Jusqu'en juin, la Direction générale des entreprises et l'association France e-sport organisent les assises de l'e-sport. Leur but : structurer cette discipline émergente. Parmi les thèmes abordés : la mixité. Seuls 5% des compétiteurs sont des femmes. L'association Women in Games œuvre pour les intégrer.

Servane et Floriane de l'association Women in Games
Servane et Floriane de l'association Women in Games © Radio France / Inès Lombarteix

Des assises pour structurer l'e-sport se tiennent actuellement en France, jusqu'au mois de juin. Cette discipline émergente met en compétition des joueurs en ligne. Aucune raison de séparer filles et garçons pour jouer en équipe. Et pourtant, le sexisme est présent. Seuls 5% des compétiteurs sont des femmes.

"C'est pas parce que je suis une femme que je ne suis pas capable de déchirer sur le jeu"

Parmi les jeux d'e-sport les plus connus : Counter Strike, sorti en 1999. C'est avec ce jeu de tir en réseau que Servane investit l'e-sport. Elle intègre une équipe mixte formée par ses amis d'enfance. Elle a 15 ans quand elle commence les compétitions. 

Malgré la bienveillance de ses amis, les autres compétiteurs ont du mal à accepter sa présence, si bien qu'un organisateur lui interdit de participer à une compétition. Elle prend alors le poste de remplaçante et finit pas ne plus jouer dans des équipes mixtes. Elle intègre alors une équipe féminine, mais le niveau est trop faible. Ne pouvant vivre de sa passion à l'époque, elle raccroche sa carrière de gameuse professionnelle en 2008. 
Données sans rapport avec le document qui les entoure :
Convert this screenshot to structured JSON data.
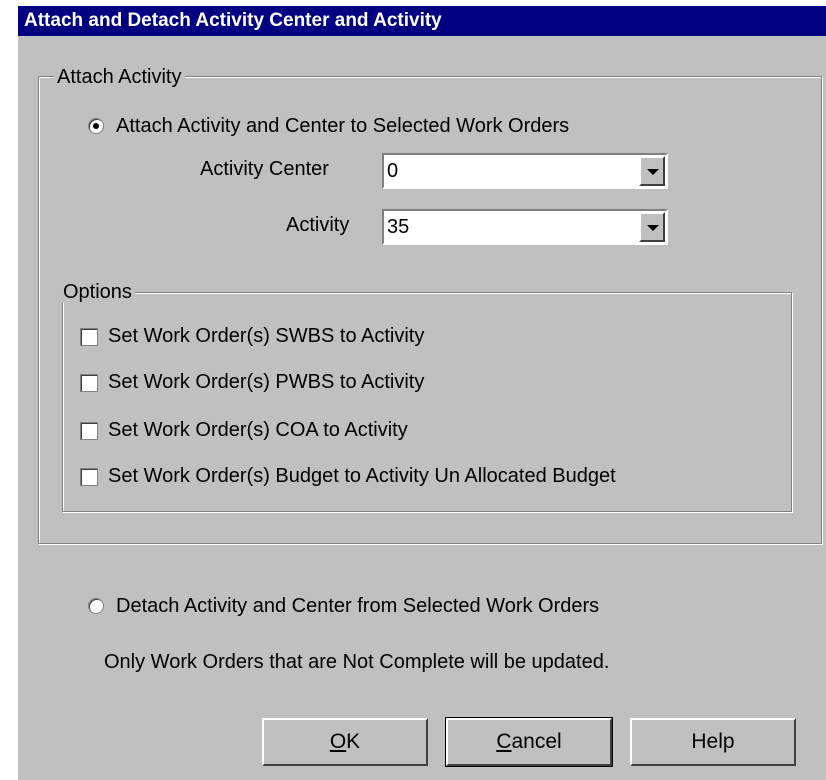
{
  "window": {
    "title": "Attach and Detach Activity Center and Activity"
  },
  "attach_group": {
    "legend": "Attach Activity",
    "radio_label": "Attach Activity and Center to Selected Work Orders",
    "activity_center": {
      "label": "Activity Center",
      "value": "0"
    },
    "activity": {
      "label": "Activity",
      "value": "35"
    }
  },
  "options_group": {
    "legend": "Options",
    "items": [
      {
        "label": "Set Work Order(s) SWBS to Activity",
        "checked": false
      },
      {
        "label": "Set Work Order(s) PWBS to Activity",
        "checked": false
      },
      {
        "label": "Set Work Order(s) COA to Activity",
        "checked": false
      },
      {
        "label": "Set Work Order(s) Budget to Activity Un Allocated Budget",
        "checked": false
      }
    ]
  },
  "detach": {
    "radio_label": "Detach Activity and Center from Selected Work Orders",
    "note": "Only Work Orders that are Not Complete will be updated."
  },
  "buttons": {
    "ok_mnemonic": "O",
    "ok_rest": "K",
    "cancel_mnemonic": "C",
    "cancel_rest": "ancel",
    "help": "Help"
  },
  "colors": {
    "titlebar": "#000080",
    "face": "#c0c0c0"
  },
  "icons": {
    "combo_arrow": "chevron-down-icon"
  }
}
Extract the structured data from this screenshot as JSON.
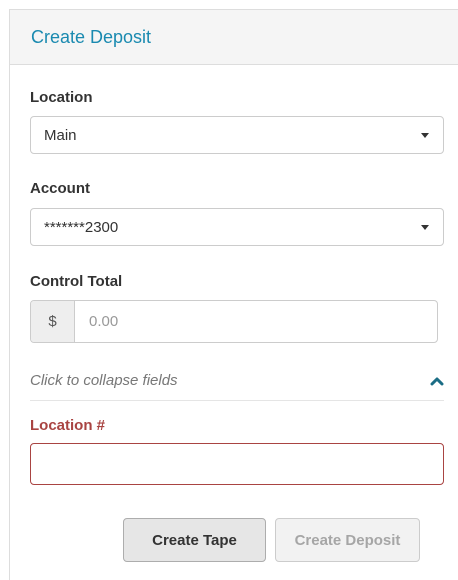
{
  "panel": {
    "title": "Create Deposit"
  },
  "form": {
    "location": {
      "label": "Location",
      "value": "Main"
    },
    "account": {
      "label": "Account",
      "value": "*******2300"
    },
    "control_total": {
      "label": "Control Total",
      "addon": "$",
      "placeholder": "0.00"
    },
    "collapse": {
      "text": "Click to collapse fields",
      "icon": "chevron-up-icon"
    },
    "location_number": {
      "label": "Location #",
      "value": ""
    }
  },
  "buttons": {
    "create_tape": "Create Tape",
    "create_deposit": "Create Deposit"
  },
  "colors": {
    "title": "#1a8ab0",
    "error": "#a94442",
    "chevron": "#1b6d85"
  }
}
Depuis 10 ans, Servane (à droite) a arrété les compétitions pour jouer seulement pour le plaisir. Avec Floriane, elles ont rejoint l'association Women in games.
Depuis 10 ans, Servane (à droite) a arrété les compétitions pour jouer seulement pour le plaisir. Avec Floriane, elles ont rejoint l'association Women in games. © Radio France / Inès Lombarteix

Aujourd'hui, Servane est juriste dans une entreprise de jeux vidéo et membre de l'association Women in Games qui défend, notamment, la place des femmes dans l'e-sport. Elle dénonce les violences verbales qu'elle a subies : "Se faire insulter en ligne, ça a pu beaucoup m'atteindre, j'ai craqué quelque fois. Tout le monde se fait insulter, par contre, nous les femmes, on se fait insulter très violemment avec des réflexions très sexistes et sexuelles." 

Pour mieux intégrer les joueuses dans l'e-sport, Women in Games a créé un incubateur de joueuses pour les entraîner et, à terme, les intégrer dans des équipes mixtes. "De voir qu'on parque les hommes d'un côté et les femmes de l'autre, c'est comme quand on faisait des écoles de filles et de garçons. Pourquoi ? Ce n'est pas parce que je suis une femme que je ne suis pas forte et que je ne suis pas capable de déchirer sur le jeu. Ça, c'est quelque chose qui se travaille dans l'inconscient et qui peut prendre du temps", explique Floriane, elle aussi membre de Women in Games. 

Aujourd'hui, aucune équipe mixte d'e-sport n'existe à haut niveau.